New Zealand: Economy expands more than expected in Q2
September 20, 2012
In the second quarter, GDP expanded 0.6% over the previous quarter in seasonally adjusted terms, which overshot market expectations that had the economic growth slowing down to 0.4%. The print came in below the revised 1.0% increase recorded in the first quarter (previously reported: +1.1% quarter-on-quarter). Compared to the same period last year, GDP accelerated from a 2.3% increase in the first quarter to a 2.6% expansion in the second, which represents the fastest pace recorded since December 2007. The healthy print was driven by a pick-up in the agricultural sector (Q1: +2.4% qoq; Q2: +4.7% qoq), which reflected a strong expansion in milk production. In addition, the second quarter expansion was buttressed by faster growth in construction activity (Q1: +0.1% qoq; Q2: +3.3% qoq), partly reflecting reconstruction efforts in Canterbury. Moreover, growth in transport rose from a flat reading in the first quarter to a 2.7% expansion in the second. The expenditure approach shows that GDP increased a seasonally adjusted 0.3% over the previous quarter (Q1: +0.4% qoq), mainly reflecting healthy growth in total consumption, boosted by a 0.2% increase in private consumption (Q1: +0.1% qoq) and government spending, which expanded 0.8%. In addition, fixed investment expanded 3.1% in Q2 (Q1: +2.0% qoq).
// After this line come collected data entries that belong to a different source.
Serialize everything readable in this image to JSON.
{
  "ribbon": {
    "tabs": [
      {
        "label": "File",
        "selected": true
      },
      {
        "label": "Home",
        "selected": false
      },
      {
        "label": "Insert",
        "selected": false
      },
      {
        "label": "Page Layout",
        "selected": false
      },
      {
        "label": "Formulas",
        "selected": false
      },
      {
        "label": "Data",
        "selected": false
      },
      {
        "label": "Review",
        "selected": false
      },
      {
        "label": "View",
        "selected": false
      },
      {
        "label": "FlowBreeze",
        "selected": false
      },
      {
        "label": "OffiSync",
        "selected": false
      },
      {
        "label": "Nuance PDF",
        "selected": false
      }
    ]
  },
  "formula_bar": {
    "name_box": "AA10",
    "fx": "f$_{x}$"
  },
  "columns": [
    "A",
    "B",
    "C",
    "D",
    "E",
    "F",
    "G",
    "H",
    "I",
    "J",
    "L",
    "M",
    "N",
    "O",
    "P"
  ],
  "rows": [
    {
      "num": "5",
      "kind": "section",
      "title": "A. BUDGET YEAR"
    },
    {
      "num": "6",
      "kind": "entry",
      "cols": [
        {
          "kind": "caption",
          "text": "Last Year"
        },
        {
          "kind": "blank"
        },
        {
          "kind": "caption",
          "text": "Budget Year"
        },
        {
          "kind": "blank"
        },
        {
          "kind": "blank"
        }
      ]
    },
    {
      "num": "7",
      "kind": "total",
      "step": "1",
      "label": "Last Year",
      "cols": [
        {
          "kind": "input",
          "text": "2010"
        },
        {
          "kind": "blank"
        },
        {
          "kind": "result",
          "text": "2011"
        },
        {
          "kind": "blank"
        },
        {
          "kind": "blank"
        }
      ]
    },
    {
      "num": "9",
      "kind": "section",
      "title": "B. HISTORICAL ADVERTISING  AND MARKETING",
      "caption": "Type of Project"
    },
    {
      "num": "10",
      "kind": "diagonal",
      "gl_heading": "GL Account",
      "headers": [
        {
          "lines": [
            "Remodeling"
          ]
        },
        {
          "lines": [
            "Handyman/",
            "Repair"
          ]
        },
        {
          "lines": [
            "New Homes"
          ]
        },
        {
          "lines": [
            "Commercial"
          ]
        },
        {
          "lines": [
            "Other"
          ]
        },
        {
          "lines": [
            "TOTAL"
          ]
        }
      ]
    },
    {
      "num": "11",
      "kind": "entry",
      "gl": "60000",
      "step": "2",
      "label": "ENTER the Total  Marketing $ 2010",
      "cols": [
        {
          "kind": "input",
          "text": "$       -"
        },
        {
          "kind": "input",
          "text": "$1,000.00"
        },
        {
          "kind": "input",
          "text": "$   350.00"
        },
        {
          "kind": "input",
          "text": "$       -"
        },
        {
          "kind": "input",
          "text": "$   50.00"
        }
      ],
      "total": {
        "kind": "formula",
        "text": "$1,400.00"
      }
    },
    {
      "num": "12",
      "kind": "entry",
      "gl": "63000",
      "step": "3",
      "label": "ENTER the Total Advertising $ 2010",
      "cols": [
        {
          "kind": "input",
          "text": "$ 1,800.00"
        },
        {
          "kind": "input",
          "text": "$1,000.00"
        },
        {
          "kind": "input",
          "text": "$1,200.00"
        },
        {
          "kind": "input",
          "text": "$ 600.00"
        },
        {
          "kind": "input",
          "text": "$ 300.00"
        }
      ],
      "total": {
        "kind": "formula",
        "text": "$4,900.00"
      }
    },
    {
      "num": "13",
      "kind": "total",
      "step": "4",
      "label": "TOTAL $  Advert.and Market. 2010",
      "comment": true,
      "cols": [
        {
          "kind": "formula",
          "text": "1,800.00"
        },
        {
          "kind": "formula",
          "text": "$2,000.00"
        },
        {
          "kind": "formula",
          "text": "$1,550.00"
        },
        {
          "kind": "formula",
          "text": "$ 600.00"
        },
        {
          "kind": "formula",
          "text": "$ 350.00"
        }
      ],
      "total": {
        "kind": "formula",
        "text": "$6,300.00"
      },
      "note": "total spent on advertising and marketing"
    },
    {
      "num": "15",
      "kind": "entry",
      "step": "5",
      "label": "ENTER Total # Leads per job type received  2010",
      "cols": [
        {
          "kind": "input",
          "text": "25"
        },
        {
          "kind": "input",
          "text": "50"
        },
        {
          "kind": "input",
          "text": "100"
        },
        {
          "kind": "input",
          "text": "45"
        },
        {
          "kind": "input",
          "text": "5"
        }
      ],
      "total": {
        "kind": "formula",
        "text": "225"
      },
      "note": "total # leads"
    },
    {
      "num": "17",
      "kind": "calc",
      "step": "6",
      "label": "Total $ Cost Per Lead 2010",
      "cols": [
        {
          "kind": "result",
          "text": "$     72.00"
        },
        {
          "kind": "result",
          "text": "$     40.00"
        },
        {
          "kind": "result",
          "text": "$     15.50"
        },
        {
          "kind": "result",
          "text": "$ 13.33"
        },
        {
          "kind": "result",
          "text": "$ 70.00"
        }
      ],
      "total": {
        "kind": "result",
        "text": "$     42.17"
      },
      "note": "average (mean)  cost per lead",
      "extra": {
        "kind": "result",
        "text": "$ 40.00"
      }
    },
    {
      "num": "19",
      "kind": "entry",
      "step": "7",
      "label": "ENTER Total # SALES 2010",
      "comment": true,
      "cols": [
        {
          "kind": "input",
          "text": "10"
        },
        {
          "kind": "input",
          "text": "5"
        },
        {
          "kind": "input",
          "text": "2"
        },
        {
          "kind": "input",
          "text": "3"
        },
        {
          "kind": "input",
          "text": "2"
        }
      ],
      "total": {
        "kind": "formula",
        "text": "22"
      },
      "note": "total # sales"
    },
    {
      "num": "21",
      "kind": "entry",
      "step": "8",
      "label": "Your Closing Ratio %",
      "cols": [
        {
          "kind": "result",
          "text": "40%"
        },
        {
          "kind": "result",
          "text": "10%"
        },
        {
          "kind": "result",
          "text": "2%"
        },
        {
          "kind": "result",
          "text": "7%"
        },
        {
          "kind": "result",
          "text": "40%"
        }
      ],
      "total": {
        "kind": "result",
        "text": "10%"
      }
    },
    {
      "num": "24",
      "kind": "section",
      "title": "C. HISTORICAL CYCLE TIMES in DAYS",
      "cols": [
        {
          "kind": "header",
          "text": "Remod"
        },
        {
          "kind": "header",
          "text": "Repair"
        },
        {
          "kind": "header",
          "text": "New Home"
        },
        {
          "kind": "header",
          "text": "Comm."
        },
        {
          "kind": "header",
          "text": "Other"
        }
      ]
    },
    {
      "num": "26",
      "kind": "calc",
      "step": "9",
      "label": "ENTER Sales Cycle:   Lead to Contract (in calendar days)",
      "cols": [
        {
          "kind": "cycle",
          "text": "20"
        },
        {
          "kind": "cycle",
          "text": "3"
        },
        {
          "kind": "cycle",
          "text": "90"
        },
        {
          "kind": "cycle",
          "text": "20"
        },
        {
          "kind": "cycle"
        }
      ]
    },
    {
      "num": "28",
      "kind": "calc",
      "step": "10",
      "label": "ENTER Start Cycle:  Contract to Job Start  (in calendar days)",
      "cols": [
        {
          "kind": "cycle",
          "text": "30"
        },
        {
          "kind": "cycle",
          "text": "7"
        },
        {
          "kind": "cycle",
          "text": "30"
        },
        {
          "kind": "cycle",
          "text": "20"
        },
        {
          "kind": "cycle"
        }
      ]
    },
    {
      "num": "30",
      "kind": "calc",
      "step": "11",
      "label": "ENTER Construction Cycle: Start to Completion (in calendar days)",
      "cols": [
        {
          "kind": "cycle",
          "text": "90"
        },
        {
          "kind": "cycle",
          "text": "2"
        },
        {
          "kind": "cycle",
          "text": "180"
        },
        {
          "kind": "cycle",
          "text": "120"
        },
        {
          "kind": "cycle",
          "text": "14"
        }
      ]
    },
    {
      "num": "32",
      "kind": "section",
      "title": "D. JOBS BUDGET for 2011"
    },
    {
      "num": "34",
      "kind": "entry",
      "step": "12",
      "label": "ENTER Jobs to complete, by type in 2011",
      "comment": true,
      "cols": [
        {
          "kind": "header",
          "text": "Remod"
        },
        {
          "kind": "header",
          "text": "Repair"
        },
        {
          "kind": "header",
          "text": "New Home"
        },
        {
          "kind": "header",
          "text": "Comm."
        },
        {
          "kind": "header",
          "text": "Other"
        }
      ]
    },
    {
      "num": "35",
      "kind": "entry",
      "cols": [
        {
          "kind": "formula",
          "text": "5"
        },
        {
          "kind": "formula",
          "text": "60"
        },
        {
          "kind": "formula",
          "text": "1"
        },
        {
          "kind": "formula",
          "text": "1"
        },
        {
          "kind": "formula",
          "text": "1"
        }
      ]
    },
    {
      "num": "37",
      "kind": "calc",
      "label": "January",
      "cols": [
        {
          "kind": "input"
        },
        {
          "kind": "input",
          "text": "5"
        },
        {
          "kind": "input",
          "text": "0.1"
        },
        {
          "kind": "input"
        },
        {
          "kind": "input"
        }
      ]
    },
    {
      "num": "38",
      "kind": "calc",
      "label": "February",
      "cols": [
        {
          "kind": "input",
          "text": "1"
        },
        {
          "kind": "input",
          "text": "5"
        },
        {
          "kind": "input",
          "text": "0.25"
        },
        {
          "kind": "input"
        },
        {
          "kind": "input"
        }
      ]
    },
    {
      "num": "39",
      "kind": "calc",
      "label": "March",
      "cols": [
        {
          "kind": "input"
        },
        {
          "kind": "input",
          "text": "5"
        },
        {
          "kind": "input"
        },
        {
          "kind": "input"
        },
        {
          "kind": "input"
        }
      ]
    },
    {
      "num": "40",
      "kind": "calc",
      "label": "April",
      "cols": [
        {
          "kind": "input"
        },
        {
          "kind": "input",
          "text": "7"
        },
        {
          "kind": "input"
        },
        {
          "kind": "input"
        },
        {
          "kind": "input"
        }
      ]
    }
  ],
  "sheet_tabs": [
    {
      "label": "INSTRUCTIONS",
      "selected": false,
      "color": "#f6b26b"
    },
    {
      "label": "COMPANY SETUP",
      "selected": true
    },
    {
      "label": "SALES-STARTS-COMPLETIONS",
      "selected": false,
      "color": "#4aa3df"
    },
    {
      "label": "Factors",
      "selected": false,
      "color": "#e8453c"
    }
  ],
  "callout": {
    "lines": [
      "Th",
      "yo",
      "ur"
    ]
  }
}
Meanwhile, exports of goods and services contracted 1.2% in the second quarter, while imports dropped an even sharper 3.0%. Consequently, the external's net contribution to overall growth improved from a 2.2 percentage-point detraction in the first quarter to a 0.7 percentage-point contribution in the second quarter. In its September Monetary Policy statement, the Reserve Bank of New Zealand (RBNZ) revised its growth forecast and now expects the economy to expand 2.4% this fiscal year (ending March 2013), which is up from its previous 2.0% projection. For fiscal 2013 (ending March 2014), the RBNZ sees economic growth at 2.9%, slightly below its previous 3.0% projection.